What does a typical day look like in your role?
As a social worker the “typical” day can so often feel atypical. My days involves commitment to meeting the psychosocial needs of my patients, their families and the multidisciplinary teams that I am a part of, and reacting to whatever those needs are on any given day. I routinely spend time with patients and families, whether that be in the Cancer and Blood Disorders Clinic, on the 7th floor of the hospital, or over the phone; collaborate with the multidisciplinary team regarding patient care; program development; meet with different committees throughout Children’s; and collaborate with community partners, such as schools, county workers, and financial assistance programs, to provide resources for our patients and families.
What roles have you held at Children’s?
My time at Children’s began as a social work intern on the Medical/Surgical Unit for nine months. I was later hired as a social worker in the Cancer and Blood Disorders Program, where I have been happily employed for nearly two years.
What do you love most about your job?
I love the people who I get to share my days with: patients, families, coworkers. Every day, someone or something inspires me and challenges me. As a social worker, I often ask patients and families to be vulnerable with me and allow me into their world, to put their guard down and let me help. It is truly a privilege when patients and families allow me to walk alongside them on their journey. And through my coworkers, I find wisdom, friendship, joy, commitment, laughter, support, acceptance and happiness.

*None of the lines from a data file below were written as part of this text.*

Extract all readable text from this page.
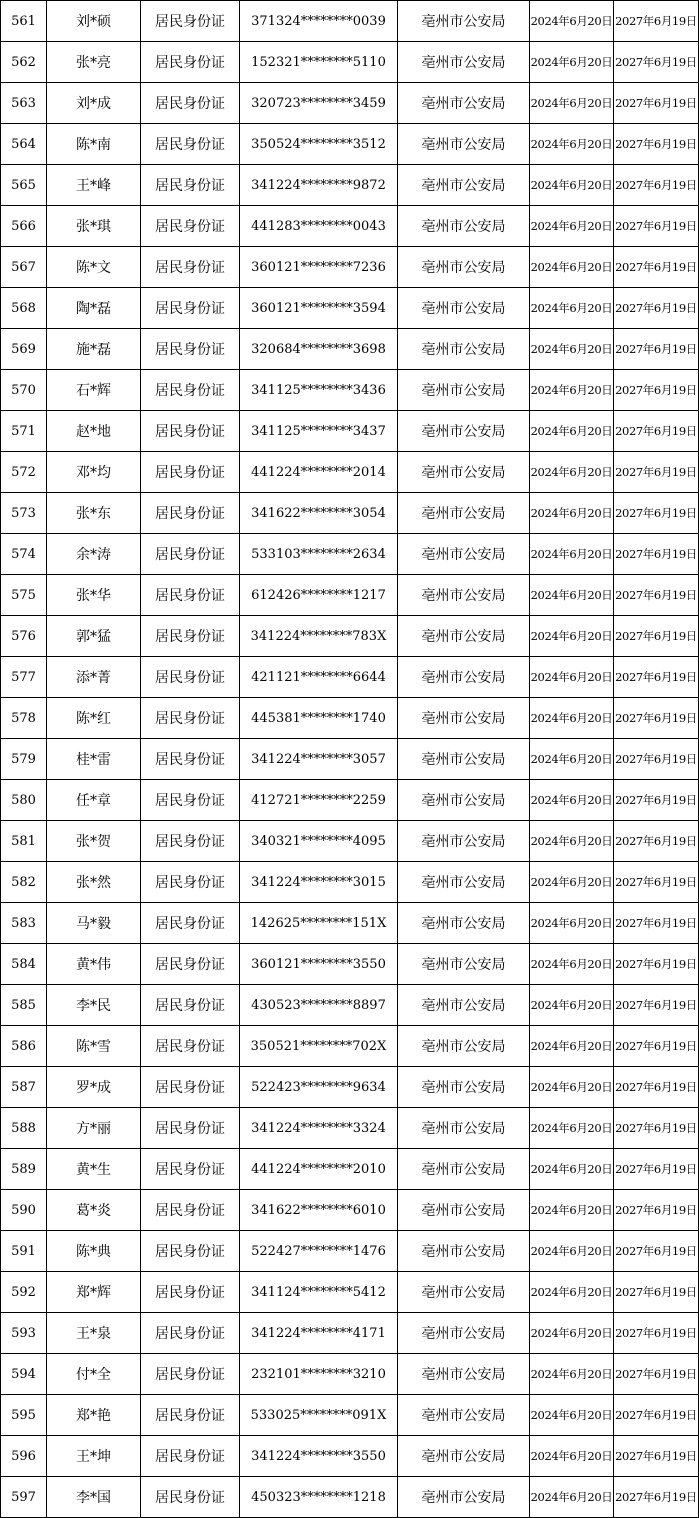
561	刘*硕	居民身份证	371324********0039	亳州市公安局	2024年6月20日	2027年6月19日
562	张*亮	居民身份证	152321********5110	亳州市公安局	2024年6月20日	2027年6月19日
563	刘*成	居民身份证	320723********3459	亳州市公安局	2024年6月20日	2027年6月19日
564	陈*南	居民身份证	350524********3512	亳州市公安局	2024年6月20日	2027年6月19日
565	王*峰	居民身份证	341224********9872	亳州市公安局	2024年6月20日	2027年6月19日
566	张*琪	居民身份证	441283********0043	亳州市公安局	2024年6月20日	2027年6月19日
567	陈*文	居民身份证	360121********7236	亳州市公安局	2024年6月20日	2027年6月19日
568	陶*磊	居民身份证	360121********3594	亳州市公安局	2024年6月20日	2027年6月19日
569	施*磊	居民身份证	320684********3698	亳州市公安局	2024年6月20日	2027年6月19日
570	石*辉	居民身份证	341125********3436	亳州市公安局	2024年6月20日	2027年6月19日
571	赵*地	居民身份证	341125********3437	亳州市公安局	2024年6月20日	2027年6月19日
572	邓*均	居民身份证	441224********2014	亳州市公安局	2024年6月20日	2027年6月19日
573	张*东	居民身份证	341622********3054	亳州市公安局	2024年6月20日	2027年6月19日
574	余*涛	居民身份证	533103********2634	亳州市公安局	2024年6月20日	2027年6月19日
575	张*华	居民身份证	612426********1217	亳州市公安局	2024年6月20日	2027年6月19日
576	郭*猛	居民身份证	341224********783X	亳州市公安局	2024年6月20日	2027年6月19日
577	添*菁	居民身份证	421121********6644	亳州市公安局	2024年6月20日	2027年6月19日
578	陈*红	居民身份证	445381********1740	亳州市公安局	2024年6月20日	2027年6月19日
579	桂*雷	居民身份证	341224********3057	亳州市公安局	2024年6月20日	2027年6月19日
580	任*章	居民身份证	412721********2259	亳州市公安局	2024年6月20日	2027年6月19日
581	张*贺	居民身份证	340321********4095	亳州市公安局	2024年6月20日	2027年6月19日
582	张*然	居民身份证	341224********3015	亳州市公安局	2024年6月20日	2027年6月19日
583	马*毅	居民身份证	142625********151X	亳州市公安局	2024年6月20日	2027年6月19日
584	黄*伟	居民身份证	360121********3550	亳州市公安局	2024年6月20日	2027年6月19日
585	李*民	居民身份证	430523********8897	亳州市公安局	2024年6月20日	2027年6月19日
586	陈*雪	居民身份证	350521********702X	亳州市公安局	2024年6月20日	2027年6月19日
587	罗*成	居民身份证	522423********9634	亳州市公安局	2024年6月20日	2027年6月19日
588	方*丽	居民身份证	341224********3324	亳州市公安局	2024年6月20日	2027年6月19日
589	黄*生	居民身份证	441224********2010	亳州市公安局	2024年6月20日	2027年6月19日
590	葛*炎	居民身份证	341622********6010	亳州市公安局	2024年6月20日	2027年6月19日
591	陈*典	居民身份证	522427********1476	亳州市公安局	2024年6月20日	2027年6月19日
592	郑*辉	居民身份证	341124********5412	亳州市公安局	2024年6月20日	2027年6月19日
593	王*泉	居民身份证	341224********4171	亳州市公安局	2024年6月20日	2027年6月19日
594	付*全	居民身份证	232101********3210	亳州市公安局	2024年6月20日	2027年6月19日
595	郑*艳	居民身份证	533025********091X	亳州市公安局	2024年6月20日	2027年6月19日
596	王*坤	居民身份证	341224********3550	亳州市公安局	2024年6月20日	2027年6月19日
597	李*国	居民身份证	450323********1218	亳州市公安局	2024年6月20日	2027年6月19日
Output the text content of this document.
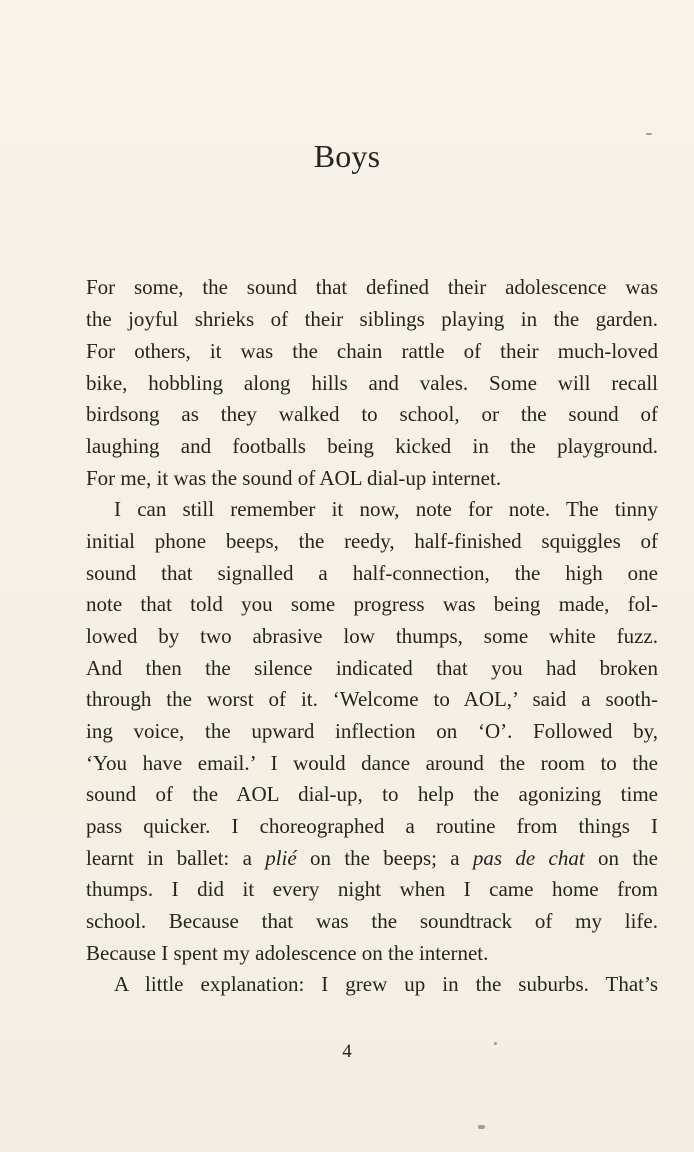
Boys
For some, the sound that defined their adolescence was
the joyful shrieks of their siblings playing in the garden.
For others, it was the chain rattle of their much-loved
bike, hobbling along hills and vales. Some will recall
birdsong as they walked to school, or the sound of
laughing and footballs being kicked in the playground.
For me, it was the sound of AOL dial-up internet.
I can still remember it now, note for note. The tinny
initial phone beeps, the reedy, half-finished squiggles of
sound that signalled a half-connection, the high one
note that told you some progress was being made, fol-
lowed by two abrasive low thumps, some white fuzz.
And then the silence indicated that you had broken
through the worst of it. ‘Welcome to AOL,’ said a sooth-
ing voice, the upward inflection on ‘O’. Followed by,
‘You have email.’ I would dance around the room to the
sound of the AOL dial-up, to help the agonizing time
pass quicker. I choreographed a routine from things I
learnt in ballet: a plié on the beeps; a pas de chat on the
thumps. I did it every night when I came home from
school. Because that was the soundtrack of my life.
Because I spent my adolescence on the internet.
A little explanation: I grew up in the suburbs. That’s
4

What do you want families and staff at Children’s to know about social work?
Social workers strive to be accessible, supportive, and helpful in solving problems or offering another perspective. I hope to advocate; empower; facilitate connection; address barriers; aid in communication; give language to experiences and emotions; and provide a calm, supportive, non-judgmental presence for patients, families, and staff alike. Some might ask, “Why do I need a social worker?” The real question is, “Who doesn’t need a social worker?”